La casa, casa histórica por lo que a la formación y desarrollo de la ciudad se refiere, ocupaba una extensión de mil quinientos cincuenta y dos metros de superficie.
Constaba de dos plantas: una para almacenes y otra para oficinas. En los primeros se podía ver almacenada y convenientemente distribuida perfecta maquinaria moderna, en su mayoría americana, para ingenios y para industrias en general.

Era una instalación completa capaz para todas las necesidades de la industria que fuese. Los depósitos de sacos, papel, hilo, etc., ocupaban gran espacio. En esta planta trabajaban no menos de cuarenta obreros y empleados de ambos sexos, como puede verse en la fotografía que publicamos, y que constituye una simpática nota.

En las oficinas encontraban ocupación quince empleados, de todas categorías, los que, junto con los obreros, parte material que impulsa el negocio, seguían las sabias y prácticas indicaciones de los señores Manuel Pí, conocida personalidad del mundo mercantil, de gran valer por sus iniciativas siempre grandes, y por sus profundos conocimientos, Presidente y Tesorero de la Sociedad, y Germán Rodríguez, Vicepresidente, no menos preparado para los negocios sanos y productivos y de eficaz provecho para Cuba.
Como dato curioso publicamos una fotografía correspondiente a la casa G. Rodríguez Co., reproducción de un balcón artístico. Cuando la casa se construyó por el señor Martín Calvo de la Puerta, su propietaria era una obra Pía, de donde tomó el nombre la calle tan conocida y en la que se desarrollaba gran movimiento comercial.

De interés:
Los señores Manuel Pi y Germán Rodríguez quienes eran propietarios de G. Rodríguez y Co. también lo fueron anteriormente de Seeler Pi y Co., S. A. Esta última casa era desde el 31 de julio 1916 propietaria de la marca de comercio Polar que servía de amparo a varios productos alimenticios como manteca, grasas, mantequilla, jamones, chorizos y otros.

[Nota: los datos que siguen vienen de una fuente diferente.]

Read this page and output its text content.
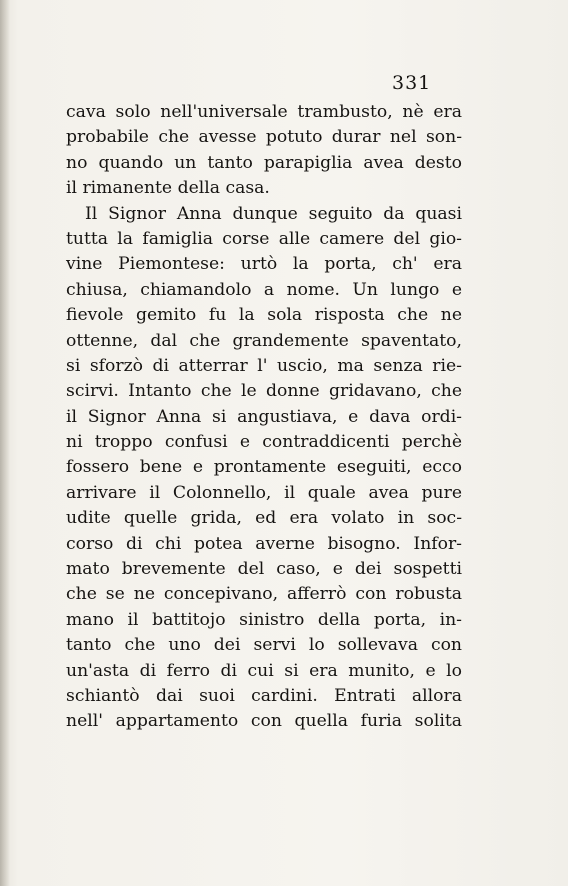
331
cava solo nell'universale trambusto, nè era
probabile che avesse potuto durar nel son-
no quando un tanto parapiglia avea desto
il rimanente della casa.
Il Signor Anna dunque seguito da quasi
tutta la famiglia corse alle camere del gio-
vine Piemontese: urtò la porta, ch' era
chiusa, chiamandolo a nome. Un lungo e
fievole gemito fu la sola risposta che ne
ottenne, dal che grandemente spaventato,
si sforzò di atterrar l' uscio, ma senza rie-
scirvi. Intanto che le donne gridavano, che
il Signor Anna si angustiava, e dava ordi-
ni troppo confusi e contraddicenti perchè
fossero bene e prontamente eseguiti, ecco
arrivare il Colonnello, il quale avea pure
udite quelle grida, ed era volato in soc-
corso di chi potea averne bisogno. Infor-
mato brevemente del caso, e dei sospetti
che se ne concepivano, afferrò con robusta
mano il battitojo sinistro della porta, in-
tanto che uno dei servi lo sollevava con
un'asta di ferro di cui si era munito, e lo
schiantò dai suoi cardini. Entrati allora
nell' appartamento con quella furia solita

Durante la I Guerra Mundial los Estados Unidos prohibió el comercio con algunos negocios que tenían de alguna manera lazos con los países beligerantes siendo incluidos en La Lista Negra.1
En virtud de las dificultades que se le han presentado, por haber sido incluida en la lista negra, a la Sociedad Seeler Pi y Co., S. A., ayer, ante Notario (22 de diciembre 1917), se ha acordado disolver la mencionada sociedad, después de liquidar, quedando los señores Manuel Pi y Germán Rodríguez, que formaban parte de ella, en aptitud de gestionar su exclusión de la lista negra.

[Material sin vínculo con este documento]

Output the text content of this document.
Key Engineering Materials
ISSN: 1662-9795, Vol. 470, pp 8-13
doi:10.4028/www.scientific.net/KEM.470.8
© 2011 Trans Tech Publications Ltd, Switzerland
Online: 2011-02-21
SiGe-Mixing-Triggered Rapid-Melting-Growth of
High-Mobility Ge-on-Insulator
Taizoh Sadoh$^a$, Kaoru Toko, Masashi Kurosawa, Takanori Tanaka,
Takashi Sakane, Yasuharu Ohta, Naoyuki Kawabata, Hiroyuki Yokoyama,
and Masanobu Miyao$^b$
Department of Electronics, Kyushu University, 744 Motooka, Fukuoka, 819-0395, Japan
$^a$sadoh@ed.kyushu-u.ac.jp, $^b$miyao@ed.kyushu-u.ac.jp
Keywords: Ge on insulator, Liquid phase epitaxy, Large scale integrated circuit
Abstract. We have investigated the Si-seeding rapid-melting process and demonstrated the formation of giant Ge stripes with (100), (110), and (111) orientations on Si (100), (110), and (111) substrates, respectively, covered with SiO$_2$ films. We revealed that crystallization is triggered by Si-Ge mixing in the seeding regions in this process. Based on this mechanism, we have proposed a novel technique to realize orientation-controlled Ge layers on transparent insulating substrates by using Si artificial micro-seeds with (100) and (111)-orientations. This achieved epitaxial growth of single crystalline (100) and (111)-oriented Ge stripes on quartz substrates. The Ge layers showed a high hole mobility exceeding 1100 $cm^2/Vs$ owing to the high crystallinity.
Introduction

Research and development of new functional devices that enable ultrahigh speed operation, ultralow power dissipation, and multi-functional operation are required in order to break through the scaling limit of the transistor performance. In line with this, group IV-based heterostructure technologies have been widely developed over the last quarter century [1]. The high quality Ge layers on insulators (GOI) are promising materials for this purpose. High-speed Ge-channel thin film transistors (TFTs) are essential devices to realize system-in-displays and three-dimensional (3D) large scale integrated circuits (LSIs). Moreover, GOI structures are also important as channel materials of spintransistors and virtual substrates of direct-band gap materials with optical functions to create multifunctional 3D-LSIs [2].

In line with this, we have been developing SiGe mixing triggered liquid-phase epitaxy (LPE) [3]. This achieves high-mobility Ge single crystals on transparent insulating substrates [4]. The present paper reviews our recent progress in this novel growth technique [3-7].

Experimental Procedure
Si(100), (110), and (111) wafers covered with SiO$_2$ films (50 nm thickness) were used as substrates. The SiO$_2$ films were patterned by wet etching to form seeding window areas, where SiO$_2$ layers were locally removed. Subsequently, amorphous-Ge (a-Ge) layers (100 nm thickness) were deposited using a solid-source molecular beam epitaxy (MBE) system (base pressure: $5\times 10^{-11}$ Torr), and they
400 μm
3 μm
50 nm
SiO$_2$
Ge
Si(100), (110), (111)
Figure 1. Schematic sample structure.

En diciembre del mismo año ya han sido excluidos de la “Lista negra y reza así el artículo:
Otra exclusión de la Lista Negra americana.2 Los señores Manuel Pi y Germán Rodríguez, que formaban parte de la importante razón social Seeler Pi y Co., recientemente incluida en la “Lista Negra”, americana y que, por haberse separado de aquella firma, en la que había un súbdito alemán estimaban que debían ser excluidos de la referida Lista Negra, han recibido hoy la grata noticia, que desde Washington manda su abogado en aquella ciudad Mr. Stluart G. Gibboney, en que le dice que la Oficina de Comercio de Guerra, autoriza la reorganización de la firma.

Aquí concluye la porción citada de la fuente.